L’istituto della ricusazione trova applicazione in una attività di natura giurisdizionale , costituita dal processo la cui decisione è affidata ai giudici ricusati. Il CPGA, nel procedere alla individuazione e dall’invio in missione dei magistrati in sostituzione dei colleghi astenuti, esercita invece un’attribuzione amministrativa verso la quale non può trovare alcuna applicazione o riferimento l’istituto della ricusazione. Peraltro ove si accogliesse al tesi in esame sarebbe agevole paralizzare l’attività del CPGA, tenuto conto che la legge non ne permette la sostituzione dei componenti con magistrati diversi dai componenti di diritto e da quelli elettivi. Diversa è l’ipotesi di impugnazione giurisdizionale di un atto del CPGA, emesso con la partecipazione di componenti che si dimostrino abbiano un interesse in conflitto , con ciò ponendo in dubbio la necessaria imparzialità nell’assumere le determinazioni del caso.

f)- Sarebbe poi irrilevante la ragione, ritenuta assorbente dal TAR, per rigettare il ricorso e costituta dal non far più parte della Magistratura amministrativa, essendo stato rimosso dal servizio con provvedimento disciplinare (dpr 17.5.2002). In particolare in quanto:

- la cessazione dal servizio in forza di provvedimento disciplinare soggetto ad impugnazione non fa venire meno il rapporto organico;

- il decreto sarebbe comunque “ tamquam non esset”, e comunque emanato da autorità incompetente.

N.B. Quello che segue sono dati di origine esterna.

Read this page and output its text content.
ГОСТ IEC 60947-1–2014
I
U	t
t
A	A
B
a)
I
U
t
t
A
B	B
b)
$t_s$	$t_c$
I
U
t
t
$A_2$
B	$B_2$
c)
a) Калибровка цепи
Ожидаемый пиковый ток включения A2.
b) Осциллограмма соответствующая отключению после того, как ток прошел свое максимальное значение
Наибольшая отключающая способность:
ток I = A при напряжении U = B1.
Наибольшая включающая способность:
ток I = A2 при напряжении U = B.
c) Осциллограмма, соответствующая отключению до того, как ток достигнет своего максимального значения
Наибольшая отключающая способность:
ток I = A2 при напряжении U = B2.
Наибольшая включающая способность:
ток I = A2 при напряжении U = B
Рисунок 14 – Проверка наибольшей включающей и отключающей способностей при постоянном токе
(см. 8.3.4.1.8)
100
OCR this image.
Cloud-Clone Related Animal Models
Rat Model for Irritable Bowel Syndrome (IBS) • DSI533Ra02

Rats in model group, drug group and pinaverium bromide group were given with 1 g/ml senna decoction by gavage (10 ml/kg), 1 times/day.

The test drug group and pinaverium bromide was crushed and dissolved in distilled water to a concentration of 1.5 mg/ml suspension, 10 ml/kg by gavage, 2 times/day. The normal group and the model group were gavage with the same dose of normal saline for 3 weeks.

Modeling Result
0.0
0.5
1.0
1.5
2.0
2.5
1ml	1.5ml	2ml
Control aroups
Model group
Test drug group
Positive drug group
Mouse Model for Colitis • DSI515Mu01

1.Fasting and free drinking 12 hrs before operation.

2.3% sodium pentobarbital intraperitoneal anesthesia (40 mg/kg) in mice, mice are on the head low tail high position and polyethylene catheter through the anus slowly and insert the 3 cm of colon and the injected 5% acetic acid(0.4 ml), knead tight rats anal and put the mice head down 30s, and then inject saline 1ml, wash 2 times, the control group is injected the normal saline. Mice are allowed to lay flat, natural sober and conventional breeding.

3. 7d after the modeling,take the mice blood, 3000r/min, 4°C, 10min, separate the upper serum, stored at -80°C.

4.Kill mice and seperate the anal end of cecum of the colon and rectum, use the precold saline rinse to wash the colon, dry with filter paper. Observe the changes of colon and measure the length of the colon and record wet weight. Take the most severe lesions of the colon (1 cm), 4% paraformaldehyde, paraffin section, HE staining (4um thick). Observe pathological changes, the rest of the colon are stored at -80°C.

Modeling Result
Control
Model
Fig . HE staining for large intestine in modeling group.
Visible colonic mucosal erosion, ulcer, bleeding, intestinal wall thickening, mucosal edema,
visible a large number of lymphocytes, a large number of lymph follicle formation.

Anche questi rilievi, quand’anche fossero giuridicamente fondati, non possono avere ingresso nella controversia , poiché il ricorrente non ha dal canto suo dimostrato alcuno dei presupposti per essere nominato al posto in questione, sicchè la proposizione dei cennati motivi equivale ad una inammissibile richiesta al TAR di un oggettivo controllo di legittimità sui requisiti per nominare il controinteressato, dott. T.

g).- Sono conseguentemente inammissibili tutte le censure, qui riproposte, avverso la nomina del dott. P T;
esse sono infatti preclusa dall’assoluta carenza di legittimazione del dott. Stara alla proposizione di ricorso contro il diniego opposto alla propria istanza di nomina al posto in questione.

3.- Conclusivamente , l’appello deve essere respinto, meritando conferma la sentenza impugnata.

Le spese del presente giudizio seguono il principio della soccombenza (art. 91 c.p.c), tra le parti costituite.